Randy Clarke, Capital Metro’s president and CEO, said there are risks in having a fully electric fleet, not least being what happens if an area suffers a widespread electricit­y blackout.

“If you have no grid, you have no buses,” he said. “You buy diesel buses? You have fuel in the ground, you put it in the buses and you move.”

Which means backup generator capacity is another factor to consider when electrifyi­ng transit fleets.
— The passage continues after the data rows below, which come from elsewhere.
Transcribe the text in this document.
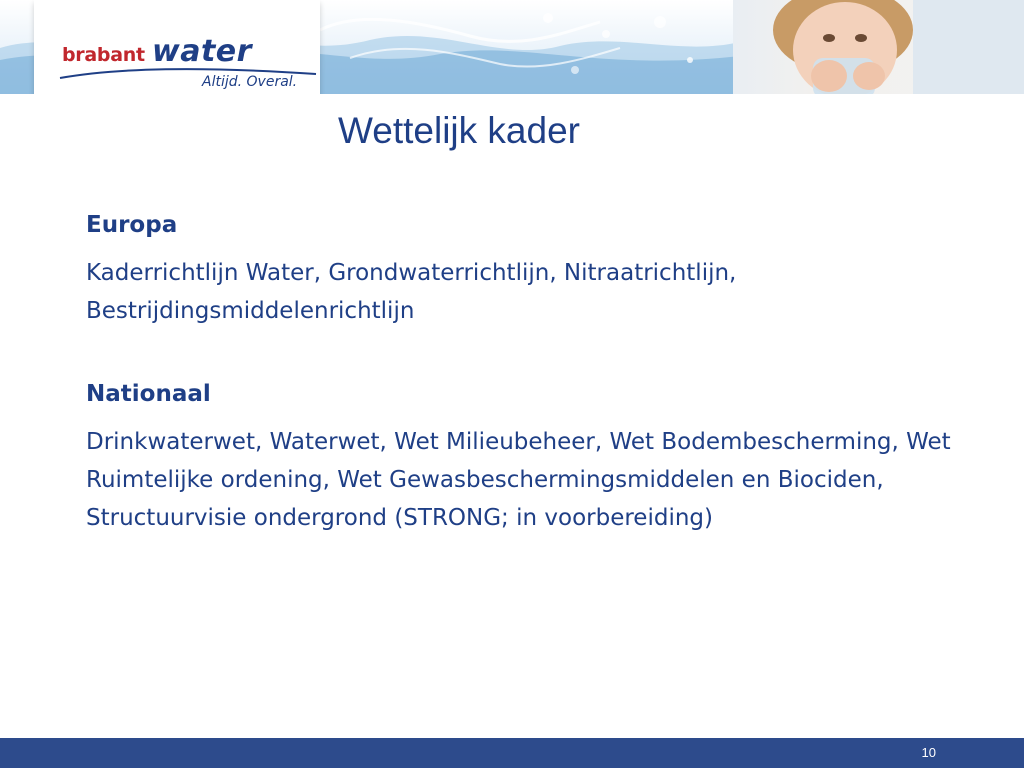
brabant water
Altijd. Overal.
Wettelijk kader

Europa

Kaderrichtlijn Water, Grondwaterrichtlijn, Nitraatrichtlijn, Bestrijdingsmiddelenrichtlijn

Nationaal

Drinkwaterwet, Waterwet, Wet Milieubeheer, Wet Bodembescherming, Wet Ruimtelijke ordening, Wet Gewasbeschermingsmiddelen en Biociden, Structuurvisie ondergrond (STRONG; in voorbereiding)

10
Capital Metro and other agencies also are still trying to evaluate the relative costs. Watkins said a typical diesel bus costs about $500,000 (it will last at least 12 years if well maintained), and the vehicle can travel about 270 miles on a tank of fuel. Electric buses? About $800,000, she said, including charging equipment, with just over half the range at this point.

And each charging station, she said, runs about $85,000. The potential savings, along with environmen­tal benefits, would come after the buses are delivered and hit the street.
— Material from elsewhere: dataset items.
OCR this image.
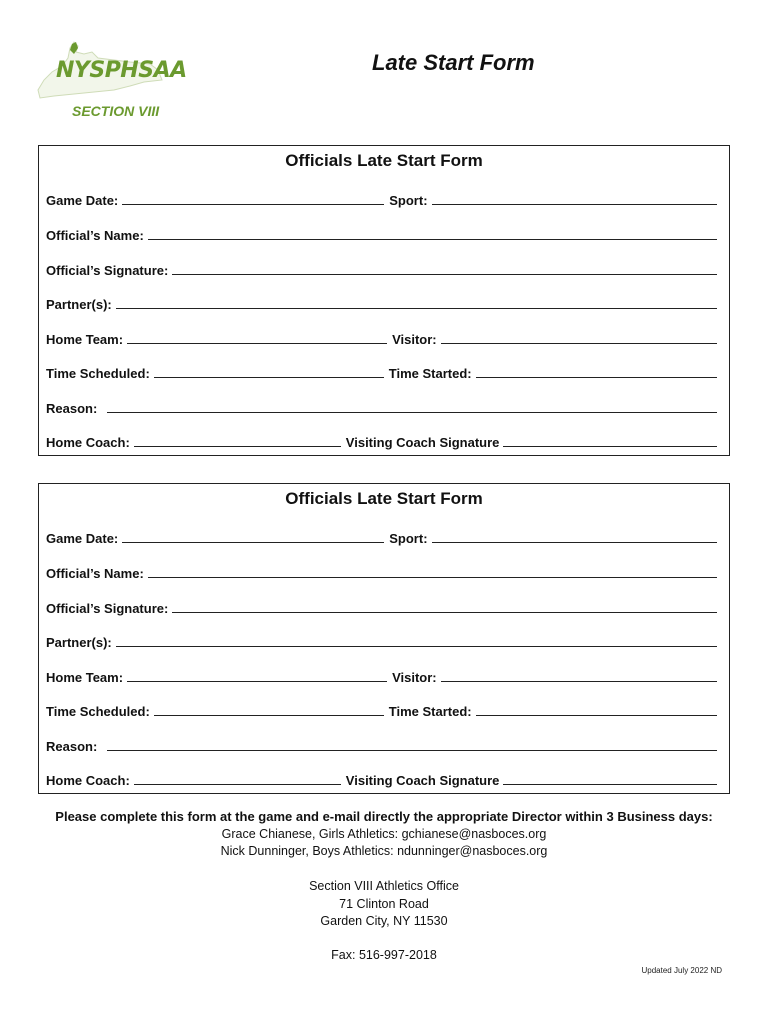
NYSPHSAA
SECTION VIII
Late Start Form
Officials Late Start Form
Game Date:	Sport:
Official’s Name:
Official’s Signature:
Partner(s):
Home Team:	Visitor:
Time Scheduled:	Time Started:
Reason:
Home Coach:	Visiting Coach Signature
Officials Late Start Form
Game Date:	Sport:
Official’s Name:
Official’s Signature:
Partner(s):
Home Team:	Visitor:
Time Scheduled:	Time Started:
Reason:
Home Coach:	Visiting Coach Signature
Please complete this form at the game and e-mail directly the appropriate Director within 3 Business days:
Grace Chianese, Girls Athletics: gchianese@nasboces.org
Nick Dunninger, Boys Athletics: ndunninger@nasboces.org
Section VIII Athletics Office
71 Clinton Road
Garden City, NY 11530
Fax: 516-997-2018
Updated July 2022 ND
“We know the operating costs are less, but we don’t have specific data yet,” Watkins said.

And then there’s the question of air conditioni­ng, no minor factor here from about May to early October. Whereas a lot of auxiliary systems on a diesel bus are powered by the engine, Watkins said, everything on an electric bus feeds off the battery.

“We want to see what an electric bus can do in the summer heat,” she said.

The agency, and Capital Metro customers, are about to find out. At least three manufactur­ers, beginning around the middle of this month, will loan some electric buses to the agency for testing in service here. Each should be here, carrying actual customers, Watkins said, for four to 10 days.

While I have your attention ... “Coming in hot.” Maybe it’s just post-traumatic stress from the MoPac express lane constructi­on debacle, but officials with the Central Texas Regional Mobility Authority appeared as nervous as a cat in a roomful of Roombas during a recent discussion of the $582 million U.S. 183 toll project.

Justin Word, the authority’s engineerin­g director, showed the board a graphic tracking money spent during the two years of constructi­on so far versus a predicted schedule, and the line was dangerousl­y close to showing a project that won’t come in on time.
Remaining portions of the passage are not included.